Perhaps the leadership of the Islamic State is looking to expand its base of recruits. The Chinese government has said that up to 300 of its citizens have joined ISIS in Syria and Iraq, all ethnic Uyghurs. The ethnic group also boasts its own separatist group, the East Turkestan Islamic Movement (ETIM), which many believe has longstanding ties to ISIS rival al-Qaeda. China has been asserting that ETIM has ties to al-Qaeda since 2001, and the United States has designated it a terrorist group, and the State Department released a report in 2013 asserting that the group has received “training and funding” from al-Qaeda.
Uyghur Muslim separatists are responsible for a large majority of the terror attacks documented in China:
According to the University of Maryland’s Global Terrorism Database, over 48 terror attacks took place in China from 2008-2013. Among the more notable include the high-profile October 2013 attack Uighur terrorists conducted in the heart of Chinese power in Tiananmen Square, where they set their car on fire and drove into a crowd of tourists, killing two. More sanguinary attacks include last year’s massacre of 29 commuters and the wounding of 130 at a train station in the southwest Chinese city of Kunming by a gang of ten men armed with knives. A year later, this past March, knife-wielding attackers struck another train station, this one in eastern at the Guangzhou, killing 10.
Perhaps the Islamic State feels that, among the Hui, they will not have to compete with an established jihadist organization.
In its attempts to attract Chinese attention, ISIS has appeared to be seeking Beijing, not Xinjiang. Most recently, ISIS announced the execution of Chinese hostage Fan Jinghui in the latest issue of its official magazine, Dabiq. It noted that Fan was executed because he was “abandoned by the kafir nations and organizations,” along with Norwegian hostage Ole Johan Grimsgaard-Ofstad. In a video released in November, jihadists demanded that Chinese nationals begin paying jizya, the punitive infidel tax, to the Islamic State. Such a video was likely not directed at Muslim sympathizers.

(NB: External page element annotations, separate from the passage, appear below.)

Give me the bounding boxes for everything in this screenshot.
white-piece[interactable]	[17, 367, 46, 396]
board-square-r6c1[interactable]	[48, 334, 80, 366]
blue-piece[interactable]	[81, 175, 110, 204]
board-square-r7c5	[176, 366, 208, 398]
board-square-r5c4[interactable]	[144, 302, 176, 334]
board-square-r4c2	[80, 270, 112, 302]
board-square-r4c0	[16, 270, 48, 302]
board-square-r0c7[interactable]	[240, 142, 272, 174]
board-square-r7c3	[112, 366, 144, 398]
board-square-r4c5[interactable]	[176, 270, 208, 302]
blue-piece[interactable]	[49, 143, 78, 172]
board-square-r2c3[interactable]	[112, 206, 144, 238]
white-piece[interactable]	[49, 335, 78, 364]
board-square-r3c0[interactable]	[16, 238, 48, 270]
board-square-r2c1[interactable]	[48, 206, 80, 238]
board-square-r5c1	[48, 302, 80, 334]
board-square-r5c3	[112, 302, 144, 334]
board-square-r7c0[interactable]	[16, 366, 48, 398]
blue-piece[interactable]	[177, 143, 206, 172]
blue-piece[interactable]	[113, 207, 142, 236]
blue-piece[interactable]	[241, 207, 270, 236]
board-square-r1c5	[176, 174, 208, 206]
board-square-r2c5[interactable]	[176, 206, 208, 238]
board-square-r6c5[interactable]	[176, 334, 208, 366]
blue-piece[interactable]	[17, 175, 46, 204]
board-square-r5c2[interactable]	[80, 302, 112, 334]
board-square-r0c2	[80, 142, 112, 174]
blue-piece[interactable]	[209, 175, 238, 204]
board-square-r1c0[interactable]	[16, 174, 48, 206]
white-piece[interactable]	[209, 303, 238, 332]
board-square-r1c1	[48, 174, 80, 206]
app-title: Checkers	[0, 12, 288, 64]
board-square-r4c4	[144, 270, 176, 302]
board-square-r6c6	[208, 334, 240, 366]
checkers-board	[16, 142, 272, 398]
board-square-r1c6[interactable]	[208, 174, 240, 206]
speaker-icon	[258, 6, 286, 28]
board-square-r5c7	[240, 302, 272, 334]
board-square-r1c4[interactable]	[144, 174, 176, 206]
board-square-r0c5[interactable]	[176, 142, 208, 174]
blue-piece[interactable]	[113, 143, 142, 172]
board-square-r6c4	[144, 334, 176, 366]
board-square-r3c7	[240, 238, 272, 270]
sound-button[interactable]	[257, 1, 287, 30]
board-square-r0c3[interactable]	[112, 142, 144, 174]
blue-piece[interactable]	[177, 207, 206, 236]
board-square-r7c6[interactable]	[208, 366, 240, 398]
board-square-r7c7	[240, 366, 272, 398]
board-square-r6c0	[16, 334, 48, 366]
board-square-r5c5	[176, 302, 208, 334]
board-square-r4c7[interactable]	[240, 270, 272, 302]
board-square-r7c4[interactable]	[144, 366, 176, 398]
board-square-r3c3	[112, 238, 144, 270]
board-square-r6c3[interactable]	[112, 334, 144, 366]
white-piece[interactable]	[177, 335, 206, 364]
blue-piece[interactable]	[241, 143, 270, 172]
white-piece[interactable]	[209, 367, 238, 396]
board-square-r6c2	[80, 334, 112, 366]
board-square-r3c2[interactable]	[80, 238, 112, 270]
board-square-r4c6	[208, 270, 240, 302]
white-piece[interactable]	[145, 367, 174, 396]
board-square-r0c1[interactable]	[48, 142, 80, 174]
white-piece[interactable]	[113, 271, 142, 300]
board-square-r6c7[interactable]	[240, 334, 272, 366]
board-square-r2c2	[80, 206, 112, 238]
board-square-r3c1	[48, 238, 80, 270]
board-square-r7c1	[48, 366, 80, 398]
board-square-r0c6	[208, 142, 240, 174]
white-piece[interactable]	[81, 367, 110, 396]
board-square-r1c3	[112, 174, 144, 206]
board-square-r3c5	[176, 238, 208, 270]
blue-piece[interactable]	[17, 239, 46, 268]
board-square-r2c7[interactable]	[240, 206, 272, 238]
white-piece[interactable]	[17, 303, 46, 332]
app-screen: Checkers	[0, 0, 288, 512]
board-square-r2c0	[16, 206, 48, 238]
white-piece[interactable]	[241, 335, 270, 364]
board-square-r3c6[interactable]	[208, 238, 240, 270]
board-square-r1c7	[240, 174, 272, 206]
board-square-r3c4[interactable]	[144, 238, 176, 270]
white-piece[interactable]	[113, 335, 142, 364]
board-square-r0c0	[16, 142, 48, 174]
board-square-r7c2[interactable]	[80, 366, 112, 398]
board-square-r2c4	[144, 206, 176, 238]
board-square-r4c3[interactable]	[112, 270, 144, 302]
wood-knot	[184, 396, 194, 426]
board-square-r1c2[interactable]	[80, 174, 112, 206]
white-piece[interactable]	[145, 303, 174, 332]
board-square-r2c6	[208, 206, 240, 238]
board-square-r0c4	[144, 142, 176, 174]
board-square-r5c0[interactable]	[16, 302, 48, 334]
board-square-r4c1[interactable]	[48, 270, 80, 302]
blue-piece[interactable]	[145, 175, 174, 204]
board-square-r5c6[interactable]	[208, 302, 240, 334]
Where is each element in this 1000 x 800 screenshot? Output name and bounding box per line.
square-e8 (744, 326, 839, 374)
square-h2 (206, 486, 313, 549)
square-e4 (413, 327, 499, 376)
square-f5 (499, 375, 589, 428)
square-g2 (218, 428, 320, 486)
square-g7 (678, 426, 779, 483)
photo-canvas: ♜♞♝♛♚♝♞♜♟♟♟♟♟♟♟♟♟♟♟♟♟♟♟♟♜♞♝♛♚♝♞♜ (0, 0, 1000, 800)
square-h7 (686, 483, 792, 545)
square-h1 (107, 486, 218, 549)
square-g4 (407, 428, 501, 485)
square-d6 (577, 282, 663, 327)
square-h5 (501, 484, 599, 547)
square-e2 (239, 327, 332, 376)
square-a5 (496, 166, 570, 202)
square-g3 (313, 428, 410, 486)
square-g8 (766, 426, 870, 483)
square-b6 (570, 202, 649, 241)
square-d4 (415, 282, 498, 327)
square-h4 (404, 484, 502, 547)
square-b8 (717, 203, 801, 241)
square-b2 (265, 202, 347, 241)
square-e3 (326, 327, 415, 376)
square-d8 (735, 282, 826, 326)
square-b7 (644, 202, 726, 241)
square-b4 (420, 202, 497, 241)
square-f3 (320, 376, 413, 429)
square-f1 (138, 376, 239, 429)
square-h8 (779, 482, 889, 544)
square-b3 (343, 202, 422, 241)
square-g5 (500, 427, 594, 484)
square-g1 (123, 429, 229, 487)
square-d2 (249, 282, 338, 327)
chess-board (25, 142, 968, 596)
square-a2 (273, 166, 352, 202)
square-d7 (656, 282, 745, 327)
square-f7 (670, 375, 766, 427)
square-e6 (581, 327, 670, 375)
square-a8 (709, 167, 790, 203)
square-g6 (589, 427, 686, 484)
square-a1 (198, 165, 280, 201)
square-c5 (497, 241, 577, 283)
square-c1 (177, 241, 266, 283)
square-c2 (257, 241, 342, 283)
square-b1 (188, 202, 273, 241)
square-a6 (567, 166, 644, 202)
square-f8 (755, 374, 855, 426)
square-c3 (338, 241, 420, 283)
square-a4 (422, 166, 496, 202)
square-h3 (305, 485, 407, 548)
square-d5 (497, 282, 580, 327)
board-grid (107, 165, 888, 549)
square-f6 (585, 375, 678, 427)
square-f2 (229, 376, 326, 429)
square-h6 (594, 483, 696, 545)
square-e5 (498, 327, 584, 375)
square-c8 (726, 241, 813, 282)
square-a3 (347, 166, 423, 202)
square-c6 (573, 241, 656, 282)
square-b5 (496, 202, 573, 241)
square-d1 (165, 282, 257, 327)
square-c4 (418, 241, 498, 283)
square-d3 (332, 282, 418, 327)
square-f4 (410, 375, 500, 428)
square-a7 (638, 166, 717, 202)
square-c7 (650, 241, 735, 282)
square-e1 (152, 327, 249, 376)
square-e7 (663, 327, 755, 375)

How China will respond to increased prodding from ISIS remains to be seen, as it has yet to take on any significant military role in fighting the group in the Middle East. In October, the Chinese government announced it was seeking to fortify its military ties with Iran, a Shia nation with much to lose should ISIS establish a full-fledged state near its borders. China has also supported Russia in its alleged efforts to fight ISIS, though most of its airstrikes in Syria have targeted non-ISIS Syrian rebels fighting dictator Bashar al-Assad.